The scientists involved in that research postulated the tribespeople's bodies must automatically be compensating for some of the calories they burned while hunting for food by decreasing other physiological activities, such as growth. (The tribespeople tended to be short.) In that way, the researchers felt, the hunters' bodies could keep the overall number of calories they burned each day in check, no matter how many miles they jogged in search of tubers and game. The scientists called this idea the constrained total energy expenditure theory.

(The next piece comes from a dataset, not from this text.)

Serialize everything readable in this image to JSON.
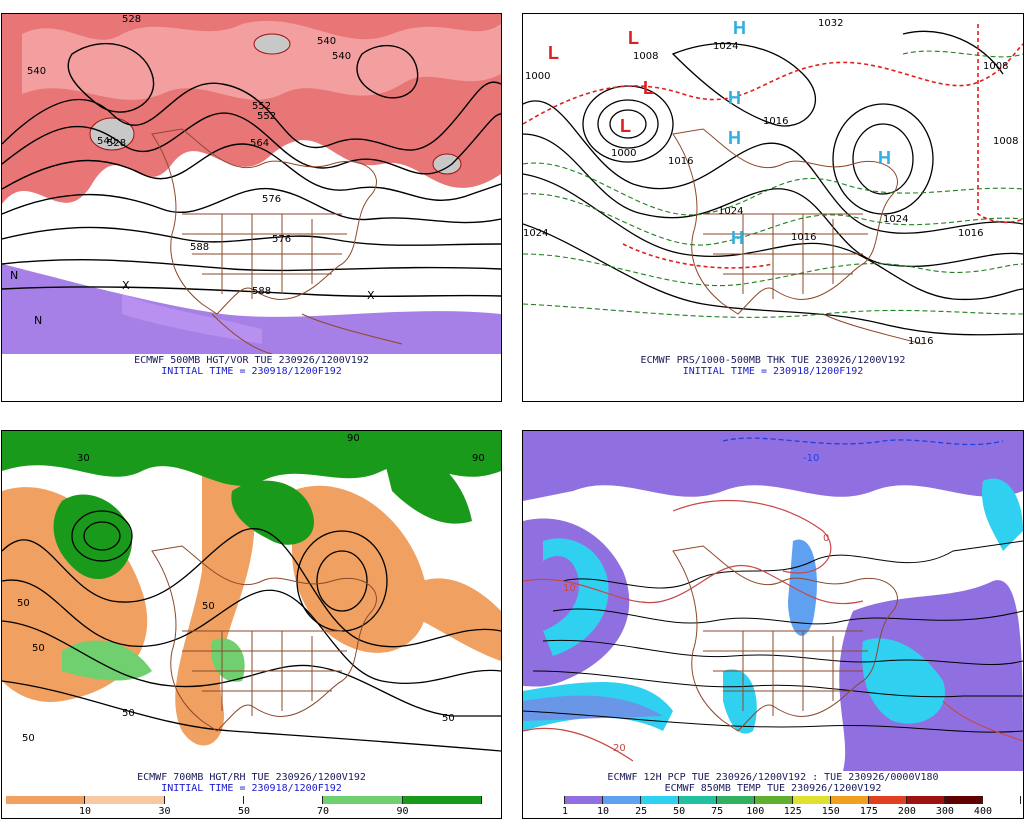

Aware of this research, Dr. Hall began to see potential parallels in The Biggest Loser results. So, for the new analysis, he looked back at his group's data for hints about whether contestants' metabolisms had behaved, in effect, like the metabolisms of the hunter gatherers. And he found clues in their resting metabolic rates. That number plummeted early in their "Biggest Loser" filming, he noted, when they slashed how much they ate, and their bodies, understandably, reduced the calories they burned to avoid starving.
But in later years, when contestants typically returned to eating as they had before, their metabolisms stayed depressed because, he concluded — and this was key — most of them still exercised. Counter-intuitively, he wrote in the new analysis, frequent physical activity seems to have prompted their bodies to hold resting metabolic rates low, so total daily energy expenditure could be constrained.
"It's still just a hypothesis," Dr. Hall said, "but it seems like what we're observing" in the Biggest Loser data "is an example of the constrained energy model."
So, what could this rethinking of "The Biggest Loser" story mean for the rest of us, if we hope to keep our weight under control? First and most fundamentally, Dr. Hall said, it suggests that abrupt and colossal weight loss generally will backfire, since that strategy seems to send resting metabolic rates plunging more than would be expected, given people's smaller body sizes. When people drop weight gradually in weight-loss experiments, he pointed out, their metabolic changes tend to be less drastic.
Second and more befuddling, if you have lost substantial weight, Biggest Loser style, exercise likely will be both ally and underminer in your efforts to keep those kgs at bay. In Dr. Hall's new interpretation of contestants' long-term weight control, frequent exercise kept contestants' resting metabolic rates low but also helped them stave off fat regain. In essence, the contestants who worked out the most wound up adding back the least weight, even though they also sported the slowest relative resting metabolisms.
Exactly how, then, exercise aided with their weight maintenance is not yet clear, Dr. Hall said. He suspects that exercise affected people's appetites in ways that may have made them less prone to overeating, while also burning some extra calories. He hopes to develop future experiments to elucidate how exercise influences metabolisms, for better and worse, he said.
For now, though, the most reverberant lesson of The Biggest Loser may be that long-term weight loss, although daunting, is not unfeasible. Yes, most Biggest Loser contestants regained weight, Dr. Hall said, but not necessarily every jg they dropped. After six years, most still weighed about 12 per cent less than before joining the show, a meaningful difference, and the most successful of the former contestants were those who still worked out.